Another key finding is that the CAR-T cells remained in the body only for the time necessary to fulfill their role in reducing liver scarring. “The limited duration of the treatment is extremely important because, unlike with cancer, these cells are only needed for a short period, reducing the risk of long-term toxicity,” explains Bruno Cogliati, DVM, PhD, co-author of the study and a visiting researcher from the School of Veterinary Medicine and Animal Science at the University of São Paulo, Brazil. “What we still need to determine before moving on to human trials, however, is the appropriate dosage and number of applications necessary to treat different degrees of fibrosis.”
Dr. Cogliati, who brings a unique set of skills as a veterinarian, pathologist, and PhD scientist to this project, will continue his related research over the next year at Mount Sinai exploring hot fibrosis versus cold fibrosis, and how a better understanding of that differentiation could potentially result in more targeted therapies and better outcomes for people with liver fibrosis. Hot fibrosis is characterized by active immune and inflammatory cell infiltration within scar-forming cells, while cold fibrosis reflects very little immune cell activity. In parallel with the notion of hot and cold tumors in oncology, hot fibrosis could be more responsive to treatment by virtue of its proliferation of immune cells.

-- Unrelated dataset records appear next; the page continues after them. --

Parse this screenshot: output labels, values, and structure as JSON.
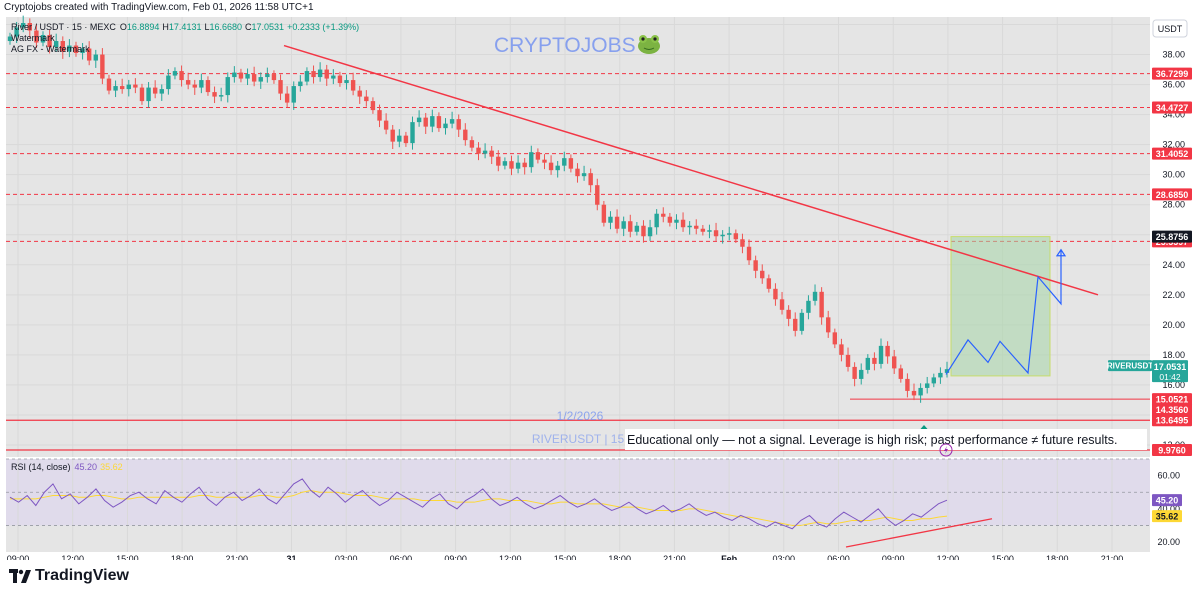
{
  "header": {
    "credit": "Cryptojobs created with TradingView.com, Feb 01, 2026 11:58 UTC+1",
    "symbol_line": "River / USDT · 15 · MEXC",
    "ohlc": {
      "o_label": "O",
      "o": "16.8894",
      "h_label": "H",
      "h": "17.4131",
      "l_label": "L",
      "l": "16.6680",
      "c_label": "C",
      "c": "17.0531",
      "change": "+0.2333 (+1.39%)"
    },
    "indicator_1": "Watermark",
    "indicator_2": "AG FX - Watermark"
  },
  "watermark": {
    "brand": "CRYPTOJOBS",
    "date": "1/2/2026",
    "symbol": "RIVERUSDT | 15"
  },
  "disclaimer": "Educational only — not a signal. Leverage is high risk; past performance ≠ future results.",
  "currency": "USDT",
  "colors": {
    "up": "#26a69a",
    "down": "#ef5350",
    "level": "#f23645",
    "trend": "#f23645",
    "projection": "#2962ff",
    "target_zone": "#a5d6a7",
    "rsi": "#7e57c2",
    "rsi_ma": "#fdd835",
    "pane_bg": "#e5e5e5",
    "rsi_band": "#e0dbeb",
    "arrow": "#089981"
  },
  "chart_data": [
    {
      "type": "candlestick",
      "symbol": "RIVERUSDT",
      "timeframe": "15",
      "exchange": "MEXC",
      "x_tick_labels": [
        "09:00",
        "12:00",
        "15:00",
        "18:00",
        "21:00",
        "31",
        "03:00",
        "06:00",
        "09:00",
        "12:00",
        "15:00",
        "18:00",
        "21:00",
        "Feb",
        "03:00",
        "06:00",
        "09:00",
        "12:00",
        "15:00",
        "18:00",
        "21:00"
      ],
      "y_ticks": [
        12,
        14,
        16,
        18,
        20,
        22,
        24,
        26,
        28,
        30,
        32,
        34,
        36,
        38,
        40
      ],
      "ylim": [
        11.2,
        40.5
      ],
      "last_price": 17.0531,
      "last_price_label": "RIVERUSDT",
      "countdown": "01:42",
      "horizontal_levels": [
        {
          "value": 36.7299,
          "label": "36.7299",
          "style": "dashed"
        },
        {
          "value": 34.4727,
          "label": "34.4727",
          "style": "dashed"
        },
        {
          "value": 31.4052,
          "label": "31.4052",
          "style": "dashed"
        },
        {
          "value": 28.685,
          "label": "28.6850",
          "style": "dashed"
        },
        {
          "value": 25.5597,
          "label": "25.5597",
          "style": "dashed"
        },
        {
          "value": 15.0521,
          "label": "15.0521",
          "style": "solid"
        },
        {
          "value": 13.6495,
          "label": "13.6495",
          "style": "solid"
        },
        {
          "value": 9.976,
          "label": "9.9760",
          "style": "solid"
        }
      ],
      "target_zone": {
        "top": 25.8756,
        "top_label": "25.8756",
        "bottom": 16.6,
        "stop_label": "14.3560"
      },
      "trendline": {
        "from": {
          "x": "23:00",
          "y": 38.6
        },
        "to": {
          "x": "17:30",
          "y": 22.0
        }
      },
      "projection_path": [
        16.7,
        19.0,
        17.5,
        18.9,
        16.8,
        23.2,
        21.4,
        25.0
      ],
      "candles_approx_closes": [
        39.2,
        39.8,
        40.1,
        39.6,
        38.8,
        39.3,
        38.5,
        38.9,
        38.2,
        38.6,
        38.1,
        38.4,
        37.6,
        38.0,
        36.4,
        35.6,
        35.9,
        35.7,
        36.0,
        35.8,
        34.9,
        35.8,
        35.4,
        35.7,
        36.6,
        36.9,
        36.3,
        36.0,
        35.8,
        36.3,
        35.5,
        35.2,
        35.3,
        36.5,
        36.8,
        36.4,
        36.7,
        36.2,
        36.5,
        36.7,
        36.3,
        35.4,
        34.8,
        35.9,
        36.2,
        36.9,
        36.5,
        37.0,
        36.4,
        36.6,
        36.1,
        36.3,
        35.6,
        35.2,
        34.9,
        34.3,
        33.6,
        33.0,
        32.2,
        32.6,
        32.1,
        33.5,
        33.8,
        33.2,
        33.9,
        33.1,
        33.4,
        33.7,
        33.0,
        32.3,
        31.8,
        31.4,
        31.6,
        31.2,
        30.6,
        30.9,
        30.4,
        30.8,
        30.5,
        31.5,
        31.0,
        30.8,
        30.3,
        30.6,
        31.1,
        30.4,
        29.9,
        30.1,
        29.3,
        28.0,
        26.8,
        27.2,
        26.4,
        26.9,
        26.2,
        26.6,
        25.9,
        26.5,
        27.4,
        27.2,
        26.8,
        27.0,
        26.5,
        26.6,
        26.4,
        26.2,
        26.3,
        25.9,
        26.0,
        26.1,
        25.7,
        25.2,
        24.3,
        23.6,
        23.1,
        22.4,
        21.7,
        21.0,
        20.4,
        19.6,
        20.8,
        21.6,
        22.2,
        20.5,
        19.5,
        18.7,
        18.0,
        17.2,
        16.4,
        17.0,
        17.8,
        17.4,
        18.6,
        17.9,
        17.1,
        16.4,
        15.6,
        15.3,
        15.8,
        16.1,
        16.5,
        16.8,
        17.05
      ]
    },
    {
      "type": "line",
      "title": "RSI (14, close)",
      "rsi_value": "45.20",
      "rsi_ma_value": "35.62",
      "y_ticks": [
        20,
        40,
        60
      ],
      "ylim": [
        14,
        70
      ],
      "band": [
        30,
        70
      ],
      "middle_line": 50,
      "series": [
        {
          "name": "RSI",
          "values": [
            47,
            44,
            48,
            42,
            50,
            55,
            46,
            49,
            43,
            47,
            52,
            45,
            41,
            44,
            48,
            50,
            46,
            43,
            51,
            47,
            44,
            49,
            53,
            46,
            42,
            47,
            50,
            45,
            48,
            52,
            46,
            43,
            49,
            55,
            58,
            51,
            47,
            53,
            49,
            44,
            48,
            51,
            46,
            42,
            45,
            50,
            47,
            44,
            41,
            46,
            49,
            43,
            40,
            45,
            48,
            52,
            46,
            42,
            44,
            47,
            43,
            40,
            42,
            45,
            48,
            44,
            41,
            43,
            46,
            42,
            39,
            41,
            44,
            40,
            37,
            39,
            42,
            38,
            40,
            43,
            39,
            36,
            38,
            35,
            33,
            36,
            34,
            31,
            29,
            32,
            30,
            28,
            33,
            36,
            31,
            29,
            34,
            38,
            35,
            32,
            36,
            40,
            34,
            30,
            33,
            37,
            35,
            39,
            43,
            45.2
          ]
        },
        {
          "name": "RSI-based MA",
          "values": [
            46,
            46,
            46,
            46,
            47,
            48,
            48,
            48,
            47,
            47,
            48,
            48,
            47,
            46,
            46,
            47,
            47,
            47,
            47,
            47,
            47,
            47,
            48,
            48,
            47,
            47,
            47,
            47,
            47,
            48,
            48,
            47,
            47,
            48,
            50,
            51,
            50,
            50,
            50,
            49,
            48,
            48,
            48,
            47,
            46,
            46,
            46,
            46,
            45,
            45,
            45,
            45,
            44,
            44,
            44,
            45,
            46,
            46,
            45,
            45,
            45,
            44,
            43,
            43,
            44,
            44,
            43,
            43,
            43,
            43,
            42,
            41,
            41,
            41,
            40,
            39,
            39,
            39,
            39,
            40,
            40,
            39,
            38,
            37,
            36,
            35,
            35,
            34,
            33,
            32,
            31,
            30,
            30,
            31,
            32,
            31,
            31,
            32,
            33,
            33,
            33,
            34,
            35,
            34,
            33,
            33,
            34,
            34,
            35,
            35.62
          ]
        }
      ]
    }
  ]
}
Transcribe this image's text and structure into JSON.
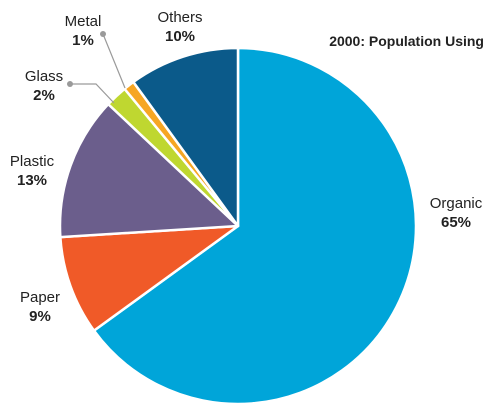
{
  "chart_data": {
    "type": "pie",
    "title": "2000: Population Using",
    "start": "top, clockwise",
    "slices": [
      {
        "label": "Organic",
        "value": 65,
        "value_label": "65%",
        "color": "#00a5d9"
      },
      {
        "label": "Paper",
        "value": 9,
        "value_label": "9%",
        "color": "#f05a28"
      },
      {
        "label": "Plastic",
        "value": 13,
        "value_label": "13%",
        "color": "#6b5e8c"
      },
      {
        "label": "Glass",
        "value": 2,
        "value_label": "2%",
        "color": "#bfd730"
      },
      {
        "label": "Metal",
        "value": 1,
        "value_label": "1%",
        "color": "#f6a623"
      },
      {
        "label": "Others",
        "value": 10,
        "value_label": "10%",
        "color": "#0b5a8a"
      }
    ],
    "leader_line_color": "#9a9a9a"
  }
}
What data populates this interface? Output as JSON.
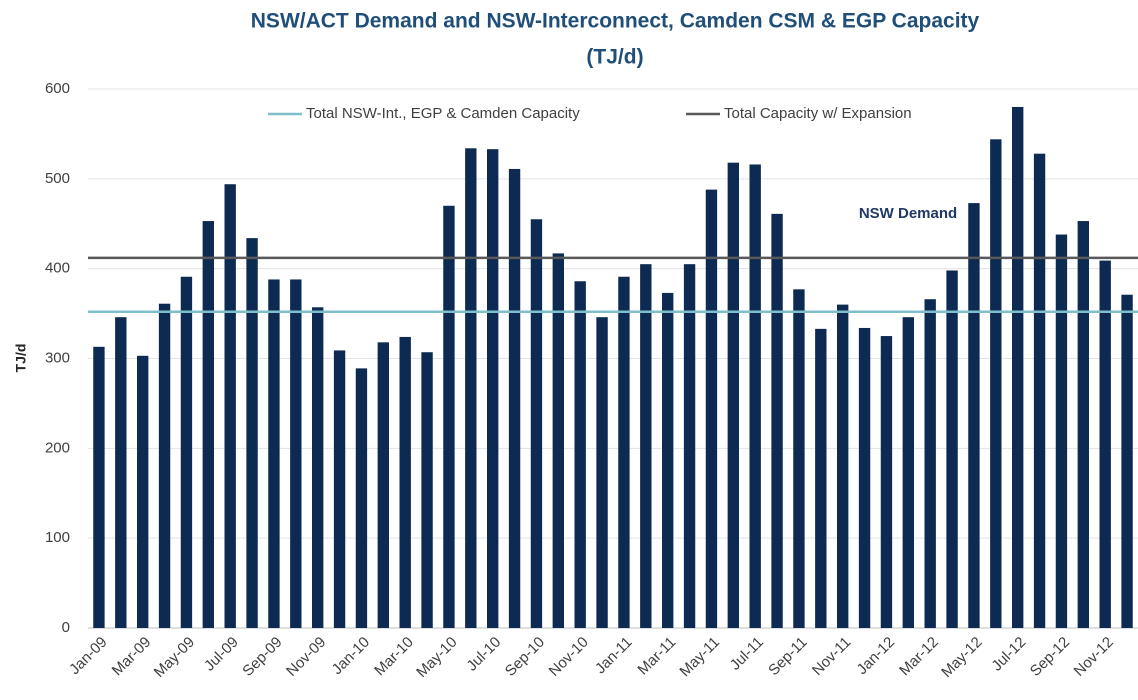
{
  "chart_data": {
    "type": "bar",
    "title": "NSW/ACT Demand and NSW-Interconnect, Camden CSM & EGP Capacity",
    "subtitle": "(TJ/d)",
    "y_label": "TJ/d",
    "annotation": "NSW Demand",
    "categories": [
      "Jan-09",
      null,
      "Mar-09",
      null,
      "May-09",
      null,
      "Jul-09",
      null,
      "Sep-09",
      null,
      "Nov-09",
      null,
      "Jan-10",
      null,
      "Mar-10",
      null,
      "May-10",
      null,
      "Jul-10",
      null,
      "Sep-10",
      null,
      "Nov-10",
      null,
      "Jan-11",
      null,
      "Mar-11",
      null,
      "May-11",
      null,
      "Jul-11",
      null,
      "Sep-11",
      null,
      "Nov-11",
      null,
      "Jan-12",
      null,
      "Mar-12",
      null,
      "May-12",
      null,
      "Jul-12",
      null,
      "Sep-12",
      null,
      "Nov-12",
      null
    ],
    "values": [
      313,
      346,
      303,
      361,
      391,
      453,
      494,
      434,
      388,
      388,
      357,
      309,
      289,
      318,
      324,
      307,
      470,
      534,
      533,
      511,
      455,
      417,
      386,
      346,
      391,
      405,
      373,
      405,
      488,
      518,
      516,
      461,
      377,
      333,
      360,
      334,
      325,
      346,
      366,
      398,
      473,
      544,
      580,
      528,
      438,
      453,
      409,
      371
    ],
    "color": "#0d2b52",
    "reference_lines": [
      {
        "name": "Total NSW-Int., EGP & Camden Capacity",
        "color": "#7fbfcc",
        "value": 352
      },
      {
        "name": "Total Capacity w/ Expansion",
        "color": "#595959",
        "value": 412
      }
    ],
    "ylim": [
      0,
      600
    ],
    "yticks": [
      0,
      100,
      200,
      300,
      400,
      500,
      600
    ],
    "grid": true,
    "legend": "top"
  }
}
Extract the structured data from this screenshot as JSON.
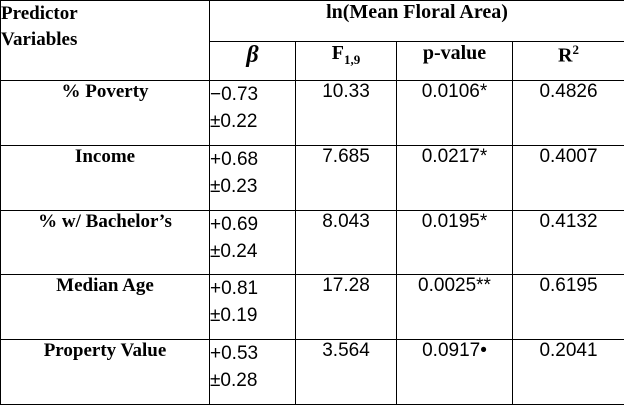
{
  "table": {
    "header": {
      "predictor": [
        "Predictor",
        "Variables"
      ],
      "group": "ln(Mean Floral Area)",
      "beta": "β",
      "f_base": "F",
      "f_sub": "1,9",
      "pvalue": "p-value",
      "r_base": "R",
      "r_sup": "2"
    },
    "rows": [
      {
        "name": "% Poverty",
        "beta": "−0.73",
        "se": "±0.22",
        "f": "10.33",
        "p": "0.0106*",
        "r2": "0.4826"
      },
      {
        "name": "Income",
        "beta": "+0.68",
        "se": "±0.23",
        "f": "7.685",
        "p": "0.0217*",
        "r2": "0.4007"
      },
      {
        "name": "% w/ Bachelor’s",
        "beta": "+0.69",
        "se": "±0.24",
        "f": "8.043",
        "p": "0.0195*",
        "r2": "0.4132"
      },
      {
        "name": "Median Age",
        "beta": "+0.81",
        "se": "±0.19",
        "f": "17.28",
        "p": "0.0025**",
        "r2": "0.6195"
      },
      {
        "name": "Property Value",
        "beta": "+0.53",
        "se": "±0.28",
        "f": "3.564",
        "p": "0.0917•",
        "r2": "0.2041"
      }
    ]
  }
}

Additional work on CAR-T will also continue apace within the Mount Sinai Center for Liver Research.
“CAR-T cell therapy is exploding across so many fields of disease with results never before envisioned,” emphasizes Dr. Friedman. “We’re excited by the fact that the program we’ve validated in our lab for using this technology to deplete fibrogenic cells by targeting a protein on the surface of fibrogenic stellate cells could now be applied, at least in principle, to any patient with fibrosis of the liver from virtually any cause.”